Now, if using hugepages, the value of RTE_MAX_LCORE_VAR (the maximum size of
one lcore variable instance) becomes more important.
Let's consider systems with 2 MB hugepages:
If it supports two lcores (RTE_MAX_LCORE is 2), the current RTE_MAX_LCORE_VAR
default of 1 MB is a perfect match; it will use 2 MB of RAM as one 2 MB
hugepage.
If it supports 128 lcores, the current RTE_MAX_LCORE_VAR default of 1 MB will
use 128 MB of RAM.
If we scale it back, so it only uses one 2 MB hugepage, RTE_MAX_LCORE_VAR will
have to be 2 MB / 128 lcores = 16 KB.
16 KB might be too small. E.g. a mempool cache uses 2 * 512 * sizeof(void *) =
8 KB + a few bytes for the information about the cache. So I can easily point
at one example where 16 KB is going very close to the edge.

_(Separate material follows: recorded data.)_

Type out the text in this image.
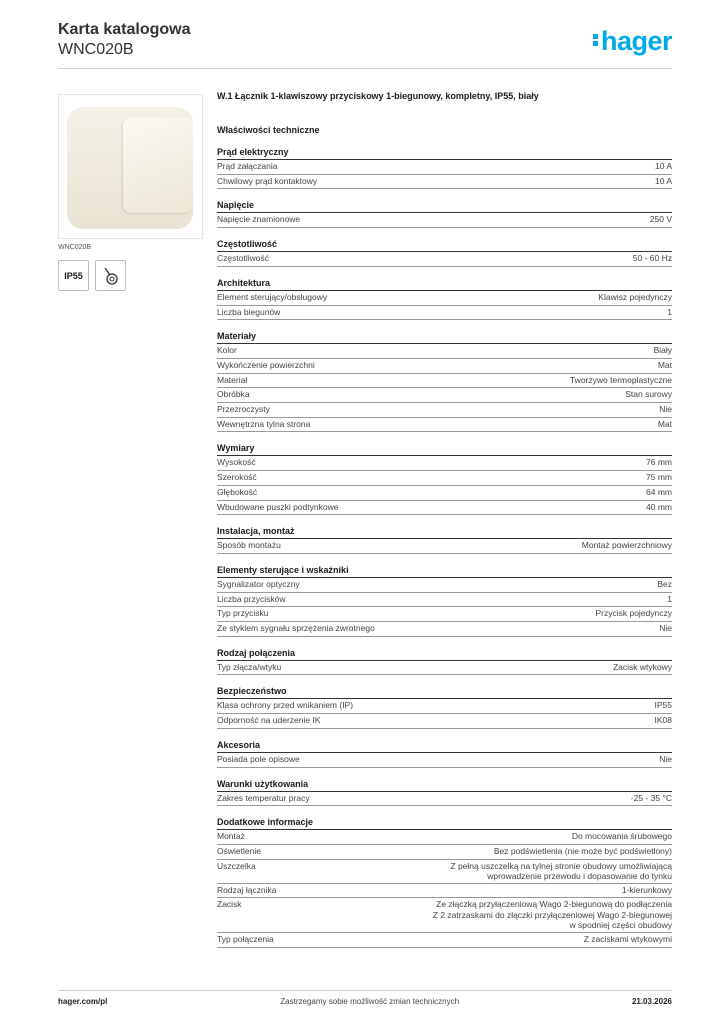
Karta katalogowa
WNC020B	hager
WNC020B
IP55
W.1 Łącznik 1-klawiszowy przyciskowy 1-biegunowy, kompletny, IP55, biały
Właściwości techniczne
Prąd elektryczny
Prąd załączania	10 A
Chwilowy prąd kontaktowy	10 A
Napięcie
Napięcie znamionowe	250 V
Częstotliwość
Częstotliwość	50 - 60 Hz
Architektura
Element sterujący/obsługowy	Klawisz pojedynczy
Liczba biegunów	1
Materiały
Kolor	Biały
Wykończenie powierzchni	Mat
Materiał	Tworzywo termoplastyczne
Obróbka	Stan surowy
Przezroczysty	Nie
Wewnętrzna tylna strona	Mat
Wymiary
Wysokość	76 mm
Szerokość	75 mm
Głębokość	64 mm
Wbudowane puszki podtynkowe	40 mm
Instalacja, montaż
Sposób montażu	Montaż powierzchniowy
Elementy sterujące i wskaźniki
Sygnalizator optyczny	Bez
Liczba przycisków	1
Typ przycisku	Przycisk pojedynczy
Ze stykiem sygnału sprzężenia zwrotnego	Nie
Rodzaj połączenia
Typ złącza/wtyku	Zacisk wtykowy
Bezpieczeństwo
Klasa ochrony przed wnikaniem (IP)	IP55
Odporność na uderzenie IK	IK08
Akcesoria
Posiada pole opisowe	Nie
Warunki użytkowania
Zakres temperatur pracy	-25 - 35 °C
Dodatkowe informacje
Montaż	Do mocowania śrubowego
Oświetlenie	Bez podświetlenia (nie może być podświetlony)
Uszczelka	Z pełną uszczelką na tylnej stronie obudowy umożliwiającą
wprowadzenie przewodu i dopasowanie do tynku
Rodzaj łącznika	1-kierunkowy
Zacisk	Ze złączką przyłączeniową Wago 2-biegunową do podłączenia
Z 2 zatrzaskami do złączki przyłączeniowej Wago 2-biegunowej
w spodniej części obudowy
Typ połączenia	Z zaciskami wtykowymi
hager.com/pl	Zastrzegamy sobie możliwość zmian technicznych	21.03.2026
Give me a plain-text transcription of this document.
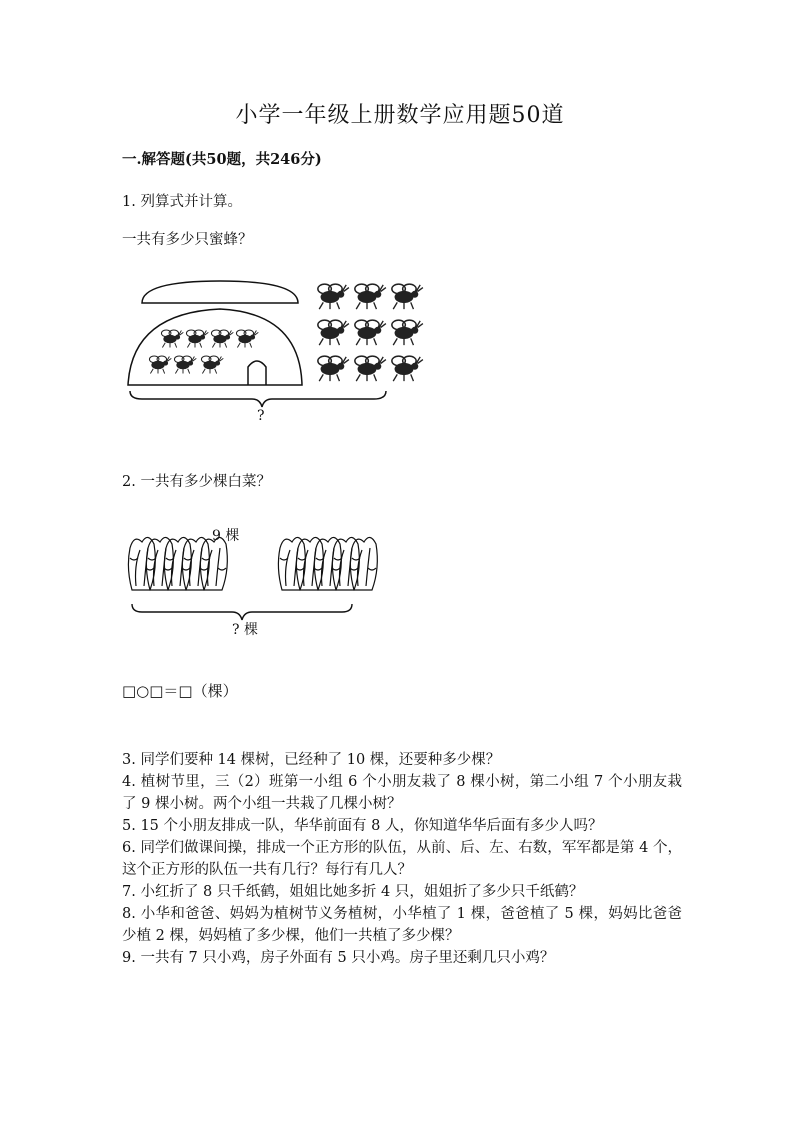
小学一年级上册数学应用题50道
一.解答题(共50题，共246分)
1. 列算式并计算。
一共有多少只蜜蜂？
?
2. 一共有多少棵白菜？
9 棵
? 棵
□○□＝□（棵）
3. 同学们要种 14 棵树，已经种了 10 棵，还要种多少棵？
4. 植树节里，三（2）班第一小组 6 个小朋友栽了 8 棵小树，第二小组 7 个小朋友栽了 9 棵小树。两个小组一共栽了几棵小树？
5. 15 个小朋友排成一队，华华前面有 8 人，你知道华华后面有多少人吗？
6. 同学们做课间操，排成一个正方形的队伍，从前、后、左、右数，军军都是第 4 个，这个正方形的队伍一共有几行？每行有几人？
7. 小红折了 8 只千纸鹤，姐姐比她多折 4 只，姐姐折了多少只千纸鹤？
8. 小华和爸爸、妈妈为植树节义务植树，小华植了 1 棵，爸爸植了 5 棵，妈妈比爸爸少植 2 棵，妈妈植了多少棵，他们一共植了多少棵？
9. 一共有 7 只小鸡，房子外面有 5 只小鸡。房子里还剩几只小鸡？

So, as you already asked, what is a reasonable default minimum value of
RTE_MAX_LCORE_VAR?
Maybe we should just stick with your initial suggestion (1 MB) and see how it
goes.
Sure. Let's stick with 1 MB.
I'm guessing that if/when someone takes a closer look how to do
per-lcore *dynamic* allocations, this API and its implementation will be
revisited as well.
<roadmap>
At the recent DPDK Summit, we discussed memory consumption in one of the
workshops.
One of the possible means for reducing memory consumption is making
RTE_MAX_LCORE dynamic, so an application using only a few cores will scale its
per-lcore tables to the actual number of lcores, instead of scaling to some
hardcoded maximum.
With this in mind, I'm less worried about the RTE_MAX_LCORE multiplier.
</roadmap>
A interesting hack would be disable huge page usage, set up a swap file
in a zram device, and then MADV_PAGEOUT the DPDK process after startup.
I wonder how much smaller DPDK process RSS would be, when it had paged
back in all the pages that were actually required.